An icy, crystalline mist slicks the pavement that night as I head over to Jek’s house just after nine. I knock on his door, still wondering what he wants, why he invited me, when a thought suddenly filters up from my unconscious: I don’t know if Jek ever got his phone back. He must have, right? There’s no way Jek’s been walking around for days without his phone and not noticing. Hyde said he was going to return it, and he must have done so. Besides, why would Hyde steal someone’s phone and use it to invite people to the real owner’s address? That doesn’t make sense.

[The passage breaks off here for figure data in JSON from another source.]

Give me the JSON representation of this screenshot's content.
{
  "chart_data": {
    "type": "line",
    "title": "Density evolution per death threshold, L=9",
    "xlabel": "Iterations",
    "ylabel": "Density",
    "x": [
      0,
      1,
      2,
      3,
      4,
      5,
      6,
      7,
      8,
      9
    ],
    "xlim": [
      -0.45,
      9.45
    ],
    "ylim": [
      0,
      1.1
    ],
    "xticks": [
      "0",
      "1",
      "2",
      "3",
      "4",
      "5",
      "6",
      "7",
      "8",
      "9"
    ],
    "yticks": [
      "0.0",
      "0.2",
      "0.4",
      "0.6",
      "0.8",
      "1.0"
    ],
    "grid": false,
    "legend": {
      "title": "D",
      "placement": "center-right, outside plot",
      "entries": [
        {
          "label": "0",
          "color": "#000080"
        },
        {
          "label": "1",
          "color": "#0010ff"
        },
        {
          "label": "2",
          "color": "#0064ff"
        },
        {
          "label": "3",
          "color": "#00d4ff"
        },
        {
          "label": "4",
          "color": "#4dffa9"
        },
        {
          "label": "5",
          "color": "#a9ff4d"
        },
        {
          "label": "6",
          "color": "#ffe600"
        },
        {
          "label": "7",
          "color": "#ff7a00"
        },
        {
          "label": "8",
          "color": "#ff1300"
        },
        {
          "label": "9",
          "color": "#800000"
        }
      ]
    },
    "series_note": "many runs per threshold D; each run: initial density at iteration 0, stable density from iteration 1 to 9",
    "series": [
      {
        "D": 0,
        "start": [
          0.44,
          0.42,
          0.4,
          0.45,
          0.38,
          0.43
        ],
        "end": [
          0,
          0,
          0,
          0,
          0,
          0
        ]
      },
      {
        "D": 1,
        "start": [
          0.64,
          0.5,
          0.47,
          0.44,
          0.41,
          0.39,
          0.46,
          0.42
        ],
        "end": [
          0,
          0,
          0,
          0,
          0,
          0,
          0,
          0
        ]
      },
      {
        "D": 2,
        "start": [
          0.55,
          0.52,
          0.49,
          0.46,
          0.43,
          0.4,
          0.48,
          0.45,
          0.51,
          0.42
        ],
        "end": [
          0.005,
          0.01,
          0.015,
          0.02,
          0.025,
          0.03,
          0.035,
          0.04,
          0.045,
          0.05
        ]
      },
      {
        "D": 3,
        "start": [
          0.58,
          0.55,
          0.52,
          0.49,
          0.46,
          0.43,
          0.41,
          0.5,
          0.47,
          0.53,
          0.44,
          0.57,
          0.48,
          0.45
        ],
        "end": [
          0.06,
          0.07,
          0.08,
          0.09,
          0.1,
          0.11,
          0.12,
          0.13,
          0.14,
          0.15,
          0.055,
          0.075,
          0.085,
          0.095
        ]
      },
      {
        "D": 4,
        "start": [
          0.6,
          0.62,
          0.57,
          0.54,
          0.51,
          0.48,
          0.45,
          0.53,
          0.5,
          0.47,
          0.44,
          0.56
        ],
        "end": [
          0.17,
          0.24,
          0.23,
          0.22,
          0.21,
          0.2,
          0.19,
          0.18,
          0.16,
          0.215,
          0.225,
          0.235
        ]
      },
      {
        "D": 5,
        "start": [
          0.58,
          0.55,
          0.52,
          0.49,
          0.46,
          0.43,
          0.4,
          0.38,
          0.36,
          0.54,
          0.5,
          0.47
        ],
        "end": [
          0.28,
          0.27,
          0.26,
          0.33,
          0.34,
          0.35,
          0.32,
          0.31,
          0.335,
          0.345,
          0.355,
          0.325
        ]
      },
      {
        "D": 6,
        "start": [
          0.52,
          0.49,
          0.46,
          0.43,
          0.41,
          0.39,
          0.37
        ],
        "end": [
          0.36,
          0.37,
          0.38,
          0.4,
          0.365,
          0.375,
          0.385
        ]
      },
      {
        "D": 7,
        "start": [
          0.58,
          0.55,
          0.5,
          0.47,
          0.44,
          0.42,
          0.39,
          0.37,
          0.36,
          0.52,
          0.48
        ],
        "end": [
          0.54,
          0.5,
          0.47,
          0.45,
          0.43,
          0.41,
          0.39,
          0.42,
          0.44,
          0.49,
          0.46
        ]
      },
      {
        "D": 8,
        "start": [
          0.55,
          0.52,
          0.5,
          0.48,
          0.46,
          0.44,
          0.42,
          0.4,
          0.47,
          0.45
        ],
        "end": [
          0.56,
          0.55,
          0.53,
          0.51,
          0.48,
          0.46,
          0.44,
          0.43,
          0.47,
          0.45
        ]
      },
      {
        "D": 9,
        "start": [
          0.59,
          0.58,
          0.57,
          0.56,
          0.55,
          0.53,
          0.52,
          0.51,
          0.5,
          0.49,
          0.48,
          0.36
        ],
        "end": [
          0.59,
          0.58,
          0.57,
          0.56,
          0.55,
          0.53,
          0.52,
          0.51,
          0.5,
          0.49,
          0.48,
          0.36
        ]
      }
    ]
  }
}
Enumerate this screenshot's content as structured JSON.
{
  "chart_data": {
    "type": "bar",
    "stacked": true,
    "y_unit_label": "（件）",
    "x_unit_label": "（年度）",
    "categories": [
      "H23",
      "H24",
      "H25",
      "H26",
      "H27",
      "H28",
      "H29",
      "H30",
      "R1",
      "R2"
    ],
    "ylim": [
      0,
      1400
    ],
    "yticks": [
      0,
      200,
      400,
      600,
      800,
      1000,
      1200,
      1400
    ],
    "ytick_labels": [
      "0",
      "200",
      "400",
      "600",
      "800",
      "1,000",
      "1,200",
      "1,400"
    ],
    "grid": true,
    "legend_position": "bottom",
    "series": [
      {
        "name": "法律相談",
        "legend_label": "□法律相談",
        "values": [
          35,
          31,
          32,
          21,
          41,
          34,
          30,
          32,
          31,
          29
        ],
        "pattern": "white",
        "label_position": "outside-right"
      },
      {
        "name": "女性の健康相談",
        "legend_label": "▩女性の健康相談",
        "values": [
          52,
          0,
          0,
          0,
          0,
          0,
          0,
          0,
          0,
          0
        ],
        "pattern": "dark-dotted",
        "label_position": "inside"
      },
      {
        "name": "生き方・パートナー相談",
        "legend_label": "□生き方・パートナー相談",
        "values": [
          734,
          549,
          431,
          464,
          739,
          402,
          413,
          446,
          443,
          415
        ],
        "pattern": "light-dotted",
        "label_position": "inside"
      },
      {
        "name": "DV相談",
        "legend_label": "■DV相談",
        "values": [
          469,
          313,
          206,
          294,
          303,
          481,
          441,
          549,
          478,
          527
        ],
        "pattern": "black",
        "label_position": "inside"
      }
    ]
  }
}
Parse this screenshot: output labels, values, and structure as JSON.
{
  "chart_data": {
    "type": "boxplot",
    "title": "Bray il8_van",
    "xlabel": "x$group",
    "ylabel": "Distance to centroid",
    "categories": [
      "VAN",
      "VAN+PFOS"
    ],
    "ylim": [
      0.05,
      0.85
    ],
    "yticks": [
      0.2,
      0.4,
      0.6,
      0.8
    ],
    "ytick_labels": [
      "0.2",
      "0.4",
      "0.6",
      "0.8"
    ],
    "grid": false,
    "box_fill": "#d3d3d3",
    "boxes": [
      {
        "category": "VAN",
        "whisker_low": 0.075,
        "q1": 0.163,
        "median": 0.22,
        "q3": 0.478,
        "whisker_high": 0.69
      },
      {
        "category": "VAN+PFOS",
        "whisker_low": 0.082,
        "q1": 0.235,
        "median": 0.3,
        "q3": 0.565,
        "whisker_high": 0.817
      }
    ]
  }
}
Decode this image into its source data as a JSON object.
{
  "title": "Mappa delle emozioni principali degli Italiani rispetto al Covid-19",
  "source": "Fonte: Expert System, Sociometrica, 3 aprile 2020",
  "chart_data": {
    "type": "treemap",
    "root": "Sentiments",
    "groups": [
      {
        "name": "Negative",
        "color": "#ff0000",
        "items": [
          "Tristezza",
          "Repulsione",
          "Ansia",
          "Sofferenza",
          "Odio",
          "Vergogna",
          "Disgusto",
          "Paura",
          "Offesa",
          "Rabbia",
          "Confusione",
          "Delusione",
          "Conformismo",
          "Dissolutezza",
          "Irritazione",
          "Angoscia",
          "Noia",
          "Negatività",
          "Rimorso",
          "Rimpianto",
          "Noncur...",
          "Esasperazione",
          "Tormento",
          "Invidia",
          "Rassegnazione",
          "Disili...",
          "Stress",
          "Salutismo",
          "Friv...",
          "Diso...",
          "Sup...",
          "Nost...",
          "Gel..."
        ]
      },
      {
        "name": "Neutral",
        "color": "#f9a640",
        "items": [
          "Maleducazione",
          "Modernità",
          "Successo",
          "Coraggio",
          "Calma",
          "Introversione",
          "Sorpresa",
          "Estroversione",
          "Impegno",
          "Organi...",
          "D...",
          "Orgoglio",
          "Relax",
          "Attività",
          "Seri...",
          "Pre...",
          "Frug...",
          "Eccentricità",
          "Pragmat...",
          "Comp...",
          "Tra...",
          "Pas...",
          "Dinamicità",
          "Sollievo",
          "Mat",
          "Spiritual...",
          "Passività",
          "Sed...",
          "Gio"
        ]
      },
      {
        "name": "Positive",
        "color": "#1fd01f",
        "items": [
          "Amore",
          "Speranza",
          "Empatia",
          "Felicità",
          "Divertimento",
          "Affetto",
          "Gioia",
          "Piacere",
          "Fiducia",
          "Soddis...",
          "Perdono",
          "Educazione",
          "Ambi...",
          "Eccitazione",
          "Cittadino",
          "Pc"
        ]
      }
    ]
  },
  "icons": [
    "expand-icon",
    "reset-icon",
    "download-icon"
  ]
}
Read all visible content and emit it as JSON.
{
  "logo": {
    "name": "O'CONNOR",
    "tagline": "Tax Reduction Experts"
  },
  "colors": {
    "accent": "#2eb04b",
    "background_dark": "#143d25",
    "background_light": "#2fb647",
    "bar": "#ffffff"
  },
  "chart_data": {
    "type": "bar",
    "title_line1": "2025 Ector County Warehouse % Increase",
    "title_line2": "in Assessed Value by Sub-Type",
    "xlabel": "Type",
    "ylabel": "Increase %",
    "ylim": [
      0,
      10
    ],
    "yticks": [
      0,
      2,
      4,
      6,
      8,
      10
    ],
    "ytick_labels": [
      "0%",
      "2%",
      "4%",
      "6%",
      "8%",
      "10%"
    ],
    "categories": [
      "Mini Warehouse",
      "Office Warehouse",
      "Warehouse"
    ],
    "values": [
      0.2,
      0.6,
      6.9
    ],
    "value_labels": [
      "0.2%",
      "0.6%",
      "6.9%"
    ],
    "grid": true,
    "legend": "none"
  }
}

I’ve almost 100 percent convinced myself of this logic, but I’m just enough unsure that a little thrill pulses through me as I wait for the door to open. The thought that Hyde might be the one who texted me—that he’s the one who wanted to meet me here—settles in the back of my mind. What will I do if the door opens and it’s not Jek waiting for me, but Hyde?
The door opens.
It’s not Jek.
“Hey, Lulu!”
Before I can respond or react, long arms are flung enthusiastically around my neck. “Long time no see. Glad you could make it.”
It’s Lane. Lane’s been friends with Jek almost as long as I have, so I’ve been friends with him awhile, too. He’s tall and wiry with rosy cheeks that make him look perpetually cheerful, which he basically is—a great big puppy, in human form. Even though I still think of him more as Jek’s friend than mine, I’ve always liked him.
I greet Lane with slightly more reserve than he showed to me, then head to Jek’s bedroom to drop off my coat with the others, taking stock of the scene as I return to the main room. Jek’s apartment feels cozy and familiar to me, but to a stranger it would probably seem a bit odd. His aesthetic is a weird mix of druggie burnout and mad scientist, with walls covered with a mix of hip-hop posters, black light-sensitive abstractions and gently undulating mandala tapestries. The furniture consists mostly of hand-me-downs from his mom’s old place, which were already threadbare and falling apart when we were kids. And where the apartment’s freestanding kitchen once was is the most high-tech laboratory you could probably find outside of a legitimately funded lab. Unlike the comfortable decrepitude visible throughout the rest of the place, Jek’s workspace is meticulously clean and well-ordered, with his test tubes and pipettes lined up in gleaming rows, and a centrifuge and sterilizer tucked away into neat corners. His ongoing experiments and sensitive chemicals are carefully labeled according to his own unfathomable system and stored in a locked glass-front cabinet. And in the center of it all, Jek’s pride and joy: the strange, sleek machines his mother light-fingered from London Chem’s retired equipment storage for Jek’s personal use.
Tonight, a handful of people are milling around the sitting area of Jek’s apartment and a few more are in his kitchen/lab. Of course. Not a date. Not an apology or a confession. And not a movie sleepover, like when we were little. It’s Friday night, and Jek is hosting a party.
I shouldn’t be surprised. I’ve been to quite a few of these gatherings in the past, though I’ve skipped out on the last couple. They’re not parties like the kegger I went to with Camila, where half the school shows up to get wasted and trash someone’s house. Jek’s parties are much smaller, never more than twenty people, with the music low and unobtrusive and an emphasis on shared experience.
These little get-togethers, which Jek calls his clinical trials, are really just his way of testing out whatever new compound he’s been working on. I remember when we were kids and his trials were more innocent. In early elementary school it was pretty basic stuff—baking soda volcanoes and the like. As he got older, though, it wasn’t enough for Jek to repeat experiments people had been doing for years. He wanted to do “real” science, like his mom and the other researchers at London Chem. He wanted to develop new compounds for the betterment of mankind. He worked on cleaning agents at first, sometimes with mixed results. Like the concoction he created to remove rust—it worked perfectly, except for the fact that it ate right through the metal.